Head coach Bill Simms is accustomed to writing “Lampe” twice atop the defending state champion Pioneers’ batting order. He’s also familiar with penning “Renner” right behind the Lampe twins in the potent top four of the order.
Entering Thursday, the one pair that Simms, the Lampe twins and the Renner sisters didn’t want was a pair of WPIAL Class A championship trophies. They wanted a third.
Trailing Monessen 4-2 in the bottom of the seventh inning, the Pioneers scored three runs to win 5-4 and three-peat as WPIAL Class A champions. As West Greene (19-4) held up the trophy for the third straight year, Simms remembers the days when it was inconceivable for West Greene to win one WPIAL title, nonetheless three.
“We try to keep it in perspective,” Simms said. “We are pleased, happy and tickled to death with three, but we understand other schools have never had that chance. We are in extremely rare air to have three for our school.”
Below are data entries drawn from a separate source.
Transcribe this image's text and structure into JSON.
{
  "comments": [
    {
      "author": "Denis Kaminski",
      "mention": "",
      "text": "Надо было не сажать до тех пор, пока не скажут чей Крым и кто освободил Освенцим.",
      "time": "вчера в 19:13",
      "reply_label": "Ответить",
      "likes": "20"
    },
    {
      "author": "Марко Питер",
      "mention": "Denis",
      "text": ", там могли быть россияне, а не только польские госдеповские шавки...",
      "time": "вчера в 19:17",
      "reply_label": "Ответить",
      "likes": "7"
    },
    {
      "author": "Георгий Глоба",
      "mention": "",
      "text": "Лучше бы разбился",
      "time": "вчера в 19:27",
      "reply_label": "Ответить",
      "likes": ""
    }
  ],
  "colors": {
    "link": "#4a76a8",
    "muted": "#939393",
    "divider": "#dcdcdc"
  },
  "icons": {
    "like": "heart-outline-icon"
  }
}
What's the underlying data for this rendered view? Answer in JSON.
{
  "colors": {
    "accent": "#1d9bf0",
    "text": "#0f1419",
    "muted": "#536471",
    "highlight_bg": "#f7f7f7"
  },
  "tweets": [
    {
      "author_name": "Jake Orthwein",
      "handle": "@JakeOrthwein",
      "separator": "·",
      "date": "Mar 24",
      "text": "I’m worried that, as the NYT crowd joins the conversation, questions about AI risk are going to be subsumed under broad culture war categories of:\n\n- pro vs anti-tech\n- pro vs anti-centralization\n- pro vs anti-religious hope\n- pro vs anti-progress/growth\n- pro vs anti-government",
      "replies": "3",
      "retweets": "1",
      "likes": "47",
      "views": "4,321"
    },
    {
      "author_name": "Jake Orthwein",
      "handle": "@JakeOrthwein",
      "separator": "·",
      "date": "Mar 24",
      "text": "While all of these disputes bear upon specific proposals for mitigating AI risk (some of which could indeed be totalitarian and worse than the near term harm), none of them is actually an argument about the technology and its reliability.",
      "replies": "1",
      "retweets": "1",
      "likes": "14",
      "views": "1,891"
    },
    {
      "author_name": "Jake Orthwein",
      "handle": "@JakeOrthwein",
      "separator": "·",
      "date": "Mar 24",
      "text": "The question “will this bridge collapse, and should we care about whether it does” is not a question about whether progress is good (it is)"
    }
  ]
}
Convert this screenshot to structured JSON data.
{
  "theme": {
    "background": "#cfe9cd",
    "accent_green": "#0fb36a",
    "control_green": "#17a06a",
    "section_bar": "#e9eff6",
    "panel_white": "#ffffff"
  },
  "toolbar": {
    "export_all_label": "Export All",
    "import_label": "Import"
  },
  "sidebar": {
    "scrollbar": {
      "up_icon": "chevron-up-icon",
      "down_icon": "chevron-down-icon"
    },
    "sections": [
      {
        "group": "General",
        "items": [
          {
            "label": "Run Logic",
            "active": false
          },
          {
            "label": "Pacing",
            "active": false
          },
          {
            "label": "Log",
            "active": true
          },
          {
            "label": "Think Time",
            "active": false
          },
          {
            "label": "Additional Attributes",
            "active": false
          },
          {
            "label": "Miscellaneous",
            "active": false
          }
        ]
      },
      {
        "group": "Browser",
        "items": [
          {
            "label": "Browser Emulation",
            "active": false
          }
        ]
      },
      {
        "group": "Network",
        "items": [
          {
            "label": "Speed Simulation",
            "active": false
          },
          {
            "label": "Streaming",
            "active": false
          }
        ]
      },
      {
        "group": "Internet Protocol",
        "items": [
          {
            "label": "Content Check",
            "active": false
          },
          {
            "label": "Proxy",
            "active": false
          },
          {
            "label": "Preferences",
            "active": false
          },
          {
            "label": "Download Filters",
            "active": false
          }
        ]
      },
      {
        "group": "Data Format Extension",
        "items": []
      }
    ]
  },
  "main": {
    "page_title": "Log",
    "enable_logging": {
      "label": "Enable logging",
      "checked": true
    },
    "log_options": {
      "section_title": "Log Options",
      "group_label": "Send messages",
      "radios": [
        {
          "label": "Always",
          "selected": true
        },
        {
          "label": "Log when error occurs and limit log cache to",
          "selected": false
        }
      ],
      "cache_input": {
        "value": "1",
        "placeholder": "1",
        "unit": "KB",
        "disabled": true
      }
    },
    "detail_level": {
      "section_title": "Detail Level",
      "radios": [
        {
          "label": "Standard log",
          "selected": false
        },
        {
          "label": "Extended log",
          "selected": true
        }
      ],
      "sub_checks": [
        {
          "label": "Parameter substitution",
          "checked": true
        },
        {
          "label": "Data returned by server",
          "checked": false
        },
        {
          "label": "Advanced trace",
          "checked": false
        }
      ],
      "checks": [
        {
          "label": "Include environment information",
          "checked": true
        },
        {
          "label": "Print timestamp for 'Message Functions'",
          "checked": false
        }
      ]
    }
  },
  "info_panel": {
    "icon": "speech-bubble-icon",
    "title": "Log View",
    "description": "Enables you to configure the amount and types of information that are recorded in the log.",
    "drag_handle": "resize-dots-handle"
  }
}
To start the three-run seventh inning, McKenna Lampe, who was hitless in her three previous at-bats, singled on a bunt off Monessen pitcher Dana Vatakis. After Madison Lampe grounded out and McKenna Lampe advanced to third on a wild pitch, Monessen (15-4) head coach Bo Teets intentionally walked power-hitting Madison Renner – the tying run – for the second time in the game. It’s not the first time Teets made the unconventional coaching decision, as he walked Madison Renner as the tying run twice in the Greyhounds’ 2-1 section win over the Pioneers in April.
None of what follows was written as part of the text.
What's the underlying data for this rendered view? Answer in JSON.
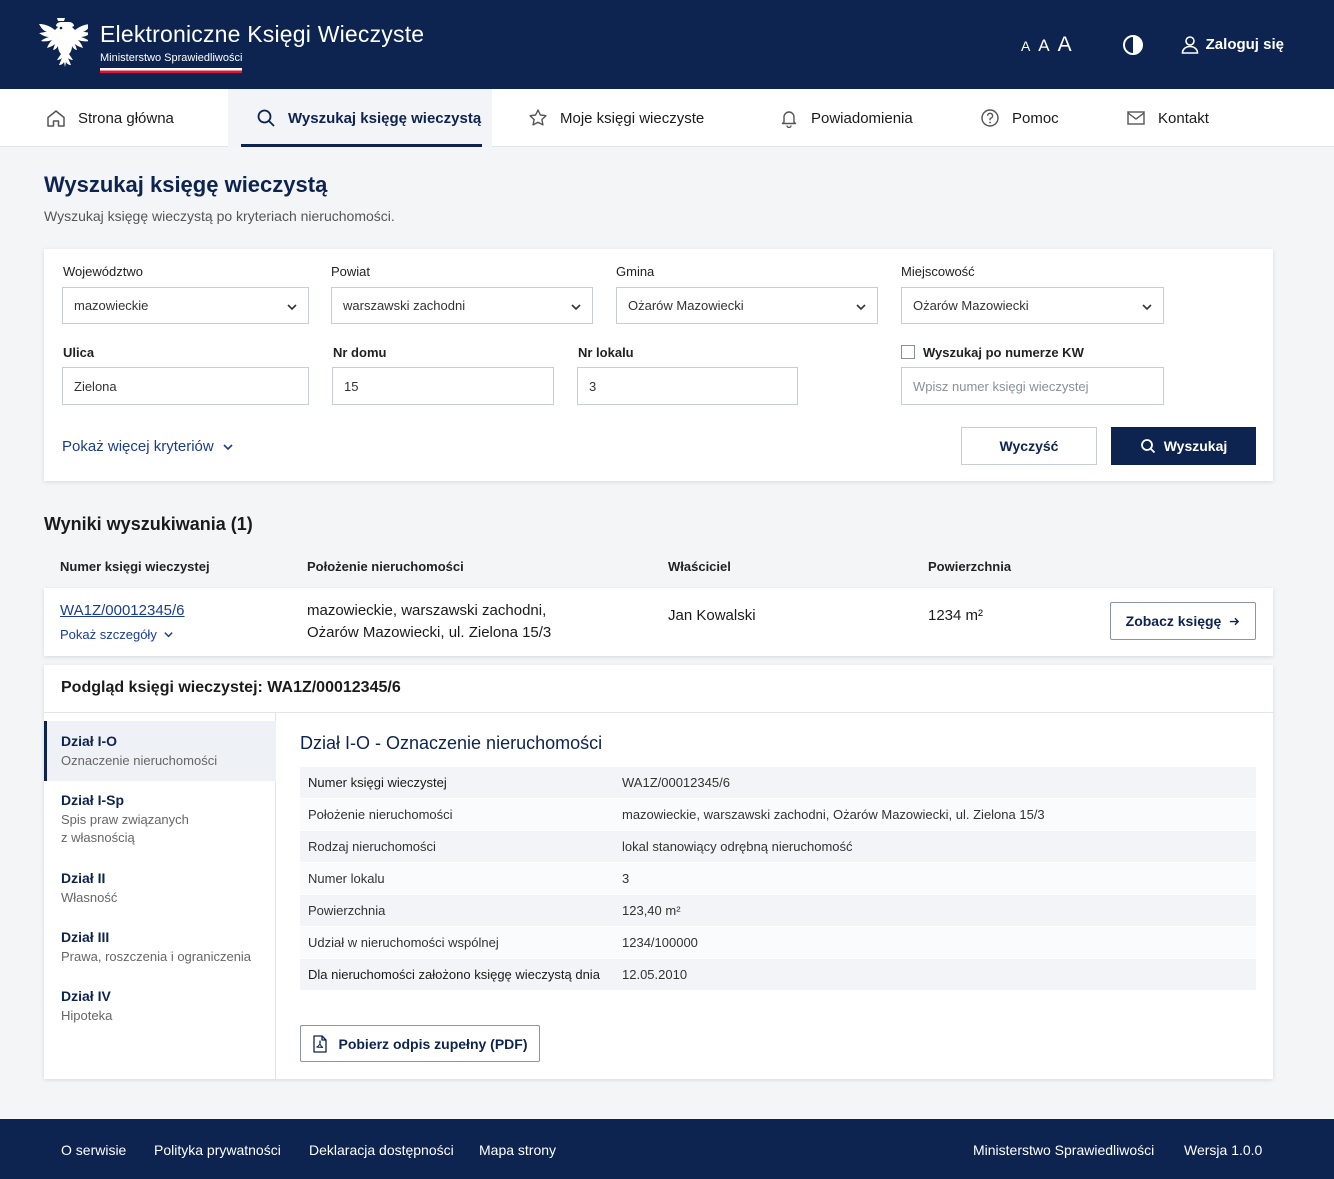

It worked in April. It didn’t work Thursday.
“In our section over the past few years, she’s been the girl who has scared me the most,” Teets explained. “I figure if they have one of the other girls in their lineup – which is loaded behind her – beat us, then so be it.”
Jade Renner, who singled home Madison Renner in the fifth after the latter was intentionally walked, roped an opposite-field double to score McKenna Lampe and Madison Renner to tie the score at 4-4. Courtesy runner Brianna Goodwin then advanced to third on a wild pitch and scored the game-winning run on an infield throwing error after a Kaitlyn Rizor ground ball.
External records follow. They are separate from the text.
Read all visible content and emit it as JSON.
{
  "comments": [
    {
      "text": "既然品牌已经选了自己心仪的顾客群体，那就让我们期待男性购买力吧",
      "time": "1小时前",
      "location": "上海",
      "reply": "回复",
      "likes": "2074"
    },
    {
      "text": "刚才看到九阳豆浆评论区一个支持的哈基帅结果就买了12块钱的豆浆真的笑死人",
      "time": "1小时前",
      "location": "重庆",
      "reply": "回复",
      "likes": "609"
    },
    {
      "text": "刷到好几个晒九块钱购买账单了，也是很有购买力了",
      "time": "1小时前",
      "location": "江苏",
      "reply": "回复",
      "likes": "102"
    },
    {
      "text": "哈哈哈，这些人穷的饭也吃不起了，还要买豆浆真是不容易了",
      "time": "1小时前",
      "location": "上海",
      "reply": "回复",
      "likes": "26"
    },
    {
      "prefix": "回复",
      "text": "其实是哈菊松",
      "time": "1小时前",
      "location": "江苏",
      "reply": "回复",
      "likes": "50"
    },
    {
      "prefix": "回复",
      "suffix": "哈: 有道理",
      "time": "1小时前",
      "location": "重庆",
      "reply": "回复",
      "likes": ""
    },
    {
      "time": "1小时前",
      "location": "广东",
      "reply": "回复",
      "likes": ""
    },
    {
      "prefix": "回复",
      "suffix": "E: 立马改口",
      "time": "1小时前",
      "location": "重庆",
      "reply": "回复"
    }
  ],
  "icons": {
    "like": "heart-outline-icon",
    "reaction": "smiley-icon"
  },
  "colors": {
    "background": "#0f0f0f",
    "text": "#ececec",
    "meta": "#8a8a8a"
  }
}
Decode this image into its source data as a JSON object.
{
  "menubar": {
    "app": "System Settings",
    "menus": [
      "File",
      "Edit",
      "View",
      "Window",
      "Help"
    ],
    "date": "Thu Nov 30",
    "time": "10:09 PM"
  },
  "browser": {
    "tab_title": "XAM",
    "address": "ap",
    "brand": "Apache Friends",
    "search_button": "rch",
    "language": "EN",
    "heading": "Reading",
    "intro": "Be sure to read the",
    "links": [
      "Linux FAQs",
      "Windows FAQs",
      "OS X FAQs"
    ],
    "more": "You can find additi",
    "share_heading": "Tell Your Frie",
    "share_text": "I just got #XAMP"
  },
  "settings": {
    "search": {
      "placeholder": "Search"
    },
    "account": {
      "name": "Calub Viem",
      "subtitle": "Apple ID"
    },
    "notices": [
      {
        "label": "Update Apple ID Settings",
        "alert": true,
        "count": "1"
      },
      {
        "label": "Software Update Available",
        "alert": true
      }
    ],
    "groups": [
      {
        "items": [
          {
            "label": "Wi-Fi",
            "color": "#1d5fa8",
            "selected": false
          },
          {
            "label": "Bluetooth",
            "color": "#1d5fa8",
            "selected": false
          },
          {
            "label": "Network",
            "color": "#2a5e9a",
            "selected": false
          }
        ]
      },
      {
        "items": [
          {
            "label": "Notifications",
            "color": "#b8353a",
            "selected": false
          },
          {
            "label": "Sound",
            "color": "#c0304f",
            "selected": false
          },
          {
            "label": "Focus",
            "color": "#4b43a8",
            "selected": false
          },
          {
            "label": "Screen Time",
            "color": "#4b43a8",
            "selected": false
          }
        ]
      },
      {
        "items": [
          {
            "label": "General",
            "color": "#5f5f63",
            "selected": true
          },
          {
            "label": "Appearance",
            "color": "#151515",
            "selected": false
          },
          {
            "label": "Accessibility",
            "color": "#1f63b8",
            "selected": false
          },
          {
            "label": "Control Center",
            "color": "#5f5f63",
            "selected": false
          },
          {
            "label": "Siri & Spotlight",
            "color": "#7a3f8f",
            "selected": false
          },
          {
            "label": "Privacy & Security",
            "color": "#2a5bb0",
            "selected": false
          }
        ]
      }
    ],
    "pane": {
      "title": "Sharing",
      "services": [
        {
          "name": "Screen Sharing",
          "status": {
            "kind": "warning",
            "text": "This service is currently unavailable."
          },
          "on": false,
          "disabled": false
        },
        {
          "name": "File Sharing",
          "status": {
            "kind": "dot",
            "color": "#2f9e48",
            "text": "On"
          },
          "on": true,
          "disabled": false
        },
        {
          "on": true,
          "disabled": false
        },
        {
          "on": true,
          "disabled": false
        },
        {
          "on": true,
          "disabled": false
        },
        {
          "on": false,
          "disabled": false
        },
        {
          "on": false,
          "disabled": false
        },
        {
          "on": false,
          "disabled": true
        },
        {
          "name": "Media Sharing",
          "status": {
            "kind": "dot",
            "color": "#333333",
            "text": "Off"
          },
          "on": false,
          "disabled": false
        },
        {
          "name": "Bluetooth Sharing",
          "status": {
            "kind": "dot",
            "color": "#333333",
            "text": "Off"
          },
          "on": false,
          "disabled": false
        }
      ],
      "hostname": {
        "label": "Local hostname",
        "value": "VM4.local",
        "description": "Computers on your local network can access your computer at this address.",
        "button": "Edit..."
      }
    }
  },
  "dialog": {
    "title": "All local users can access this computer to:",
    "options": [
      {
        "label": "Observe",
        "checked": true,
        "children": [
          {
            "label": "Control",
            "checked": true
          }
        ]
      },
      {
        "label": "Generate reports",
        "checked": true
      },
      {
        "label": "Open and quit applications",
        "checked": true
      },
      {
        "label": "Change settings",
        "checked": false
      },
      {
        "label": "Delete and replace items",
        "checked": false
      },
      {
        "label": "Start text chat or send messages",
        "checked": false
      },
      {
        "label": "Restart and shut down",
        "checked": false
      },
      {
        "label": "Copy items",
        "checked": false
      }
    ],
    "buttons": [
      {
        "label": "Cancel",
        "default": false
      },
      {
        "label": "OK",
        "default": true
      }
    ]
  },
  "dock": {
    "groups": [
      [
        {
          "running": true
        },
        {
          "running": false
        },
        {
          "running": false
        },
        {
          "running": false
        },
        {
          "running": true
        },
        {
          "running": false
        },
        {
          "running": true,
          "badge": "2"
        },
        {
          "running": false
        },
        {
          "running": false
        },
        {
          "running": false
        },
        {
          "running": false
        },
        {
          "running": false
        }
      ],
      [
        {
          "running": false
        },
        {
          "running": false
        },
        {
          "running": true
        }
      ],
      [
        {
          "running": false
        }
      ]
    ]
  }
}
“Having a deficit, you always want to get a hit,” said Jade Renner, who was also the winning pitcher, allowing four runs (two earned) in a complete game. “I don’t want to say I got mad, but, well, they kept intentionally walking (Madison Renner).”
“I feel like something lights under her. She knows I hate (being intentionally walked),” said Madison Renner, who scored three of West Greene’s runs. “I wanted to hit so bad in that last at-bat. … I think she saw that I was upset.”
Monessen jumped out to a 2-0 lead in the first inning, as freshman Hannah Yorty started the game how she finished the WPIAL semifinal. After hitting a three-run walkoff homer in the semifinal, Yorty smacked a two-out double to score Vatakis, who allowed five runs (four earned) in 6 1/3 innings, and Madison Telegraphis. Both runs were unearned, as the Pioneers’ normally sure-handed defense made two errors in the inning.
West Greene cut its deficit in half in the fourth when Kaitlyn Rizor singled home Madison Renner, who doubled to start the inning.
After Jade Renner’s game-tying single in the fifth, Destiny Habeck doubled home two runs with two outs in the top of the seventh to give Monessen a 4-2 lead.
Telegraphis then singled, but Teets held Habeck at third base when she might have scored. That was one of several difficult decisions by the Greyhounds, including committing two outs on the bases early in the game.
“If I don’t make a couple boneheaded plays on third base and run us out of some innings, I think the result, hopefully, could have gone the other way,” Teets said. “This one is going to be tough for me to sleep with. A lot of the things that happened between the lines were a direct result of me not making the right choices. This one falls on my shoulders.”
After Madison Renner was walked in the seventh inning, she was emotional as she thought that her last WPIAL at-bat was taken out of her hands. But after she rounded the bases to score on her younger sister’s game-tying double, she was overcome with different emotions.
“I don’t think (Jade Renner) understands how proud I am of her,” Madison Renner said. “Against a very good team, and facing a really good pitcher, and for her to do her thing, it’s the best thing I could ever ask for. It’s great watching her. I love it. I’m so proud of her.”
West Greene starts its journey to a back-to-back PIAA championships Monday against District 6 runner-up Glendale. Monessen takes on District 10 champion Cambridge Springs. Sites and times have not officially been set by the PIAA.